Malware details
- Alias: Hitler-Ransonware
- Classification: Ransomware
- Origin: Germany

= Hitler-Ransomware =

Form of ransomware

Hitler-Ransomware is a form of ransomware from Germany created in 2016. It requests payment within one hour; otherwise, it will delete files from the infected computer.

== History ==
Hitler-Ransomware was first developed in 2016. The ransomware activates with a lock screen with an image of Adolf Hitler giving a Nazi salute. The message on it states "This is the Hitler Ransonware. Your files was encrypted! Do you decrypt your files?". It then demands payment in the form of a €25 Vodafone mobile phone gift card and gives the owner of the computer one hour to pay with a countdown timer accompanying. Failing to pay the ransom when the one hour countdown timer reaches zero results in the system crashing with a blue screen of death and when the computer reboots, all of the files in the computer's user profile folders have been deleted. Contrary to what it claims, the ransomware does not encrypt the computer files; instead, it runs a script that disassociates all file types to mislead people into thinking their files have been encrypted.

The virus was discovered by the AVG Technologies analyst Jakub Kroustek.

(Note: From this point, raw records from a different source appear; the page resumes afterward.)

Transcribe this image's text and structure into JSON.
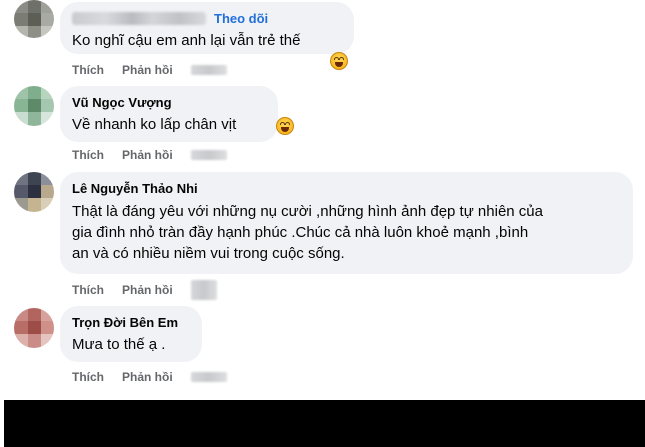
{
  "comments": [
    {
      "name": "",
      "follow_label": "Theo dõi",
      "lines": [
        "Ko nghĩ cậu em anh lại vẫn trẻ thế"
      ],
      "like_label": "Thích",
      "reply_label": "Phản hồi",
      "emoji": "grinning-squint-emoji"
    },
    {
      "name": "Vũ Ngọc Vượng",
      "lines": [
        "Về nhanh ko lấp chân vịt"
      ],
      "like_label": "Thích",
      "reply_label": "Phản hồi",
      "emoji": "grinning-squint-emoji"
    },
    {
      "name": "Lê Nguyễn Thảo Nhi",
      "lines": [
        "Thật là đáng yêu với những nụ cười ,những hình ảnh đẹp tự nhiên của",
        "gia đình nhỏ tràn đầy hạnh phúc .Chúc cả nhà luôn khoẻ mạnh ,bình",
        "an và có nhiều niềm vui trong cuộc sống."
      ],
      "like_label": "Thích",
      "reply_label": "Phản hồi"
    },
    {
      "name": "Trọn Đời Bên Em",
      "lines": [
        "Mưa to thế ạ ."
      ],
      "like_label": "Thích",
      "reply_label": "Phản hồi"
    }
  ],
  "colors": {
    "bubble": "#f0f2f5",
    "follow": "#216fdb",
    "action": "#65676b"
  }
}
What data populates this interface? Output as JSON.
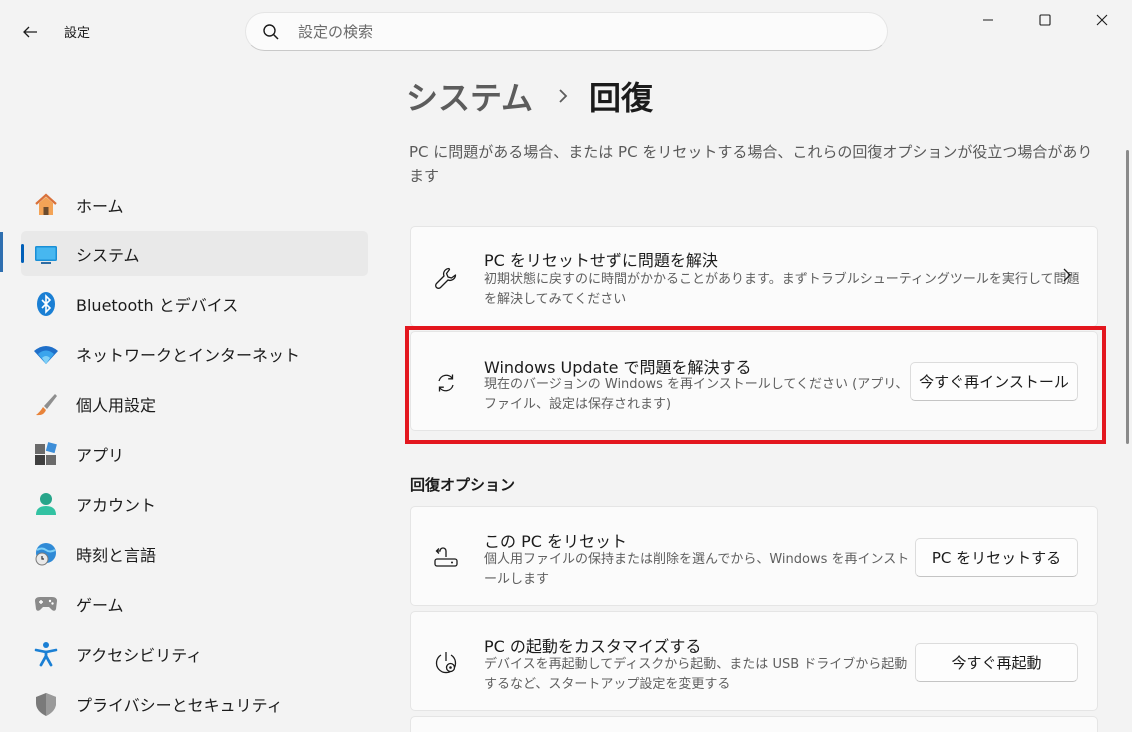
{
  "app_title": "設定",
  "search": {
    "placeholder": "設定の検索"
  },
  "breadcrumb": {
    "parent": "システム",
    "current": "回復"
  },
  "description": "PC に問題がある場合、または PC をリセットする場合、これらの回復オプションが役立つ場合があります",
  "sidebar": {
    "items": [
      {
        "label": "ホーム",
        "icon": "home-icon"
      },
      {
        "label": "システム",
        "icon": "system-icon",
        "selected": true
      },
      {
        "label": "Bluetooth とデバイス",
        "icon": "bluetooth-icon"
      },
      {
        "label": "ネットワークとインターネット",
        "icon": "network-icon"
      },
      {
        "label": "個人用設定",
        "icon": "personalization-icon"
      },
      {
        "label": "アプリ",
        "icon": "apps-icon"
      },
      {
        "label": "アカウント",
        "icon": "account-icon"
      },
      {
        "label": "時刻と言語",
        "icon": "time-language-icon"
      },
      {
        "label": "ゲーム",
        "icon": "gaming-icon"
      },
      {
        "label": "アクセシビリティ",
        "icon": "accessibility-icon"
      },
      {
        "label": "プライバシーとセキュリティ",
        "icon": "privacy-icon"
      }
    ]
  },
  "cards": {
    "troubleshoot": {
      "title": "PC をリセットせずに問題を解決",
      "desc1": "初期状態に戻すのに時間がかかることがあります。まずトラブルシューティングツールを実行して問題",
      "desc2": "を解決してみてください",
      "icon": "wrench-icon"
    },
    "windows_update": {
      "title": "Windows Update で問題を解決する",
      "desc1": "現在のバージョンの Windows を再インストールしてください (アプリ、",
      "desc2": "ファイル、設定は保存されます)",
      "button": "今すぐ再インストール",
      "icon": "refresh-icon"
    }
  },
  "recovery_options": {
    "title": "回復オプション",
    "reset": {
      "title": "この PC をリセット",
      "desc1": "個人用ファイルの保持または削除を選んでから、Windows を再インスト",
      "desc2": "ールします",
      "button": "PC をリセットする",
      "icon": "reset-pc-icon"
    },
    "advanced_startup": {
      "title": "PC の起動をカスタマイズする",
      "desc1": "デバイスを再起動してディスクから起動、または USB ドライブから起動",
      "desc2": "するなど、スタートアップ設定を変更する",
      "button": "今すぐ再起動",
      "icon": "advanced-startup-icon"
    }
  },
  "colors": {
    "accent": "#005fb8",
    "highlight_border": "#e3161e",
    "background": "#f3f3f3"
  }
}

Upon further investigation of it, he determined that it likely originated in Germany as a prototype given that the batch file associated with it had the words "Das ist ein Test" (German: This is a Test) in it. It is noted that while the Hitler ransomware's demand for payment in gift cards instead of Bitcoin was uncommon, it was not unique to this ransomware. A typo on its lock screen, "Hitler-Ransonware," led technology journalist Darlene Storm to joke that it could upset Grammar Nazis.

An updated version of Hitler-Ransomware disguised as "CainXPii" called "Hitler 2" was later released. This version was similar to the original except that it corrected the spelling of "ransomware" and removed the countdown timer. In January 2017, an updated version known as "The FINAL version" of Hitler-Ransomware was released.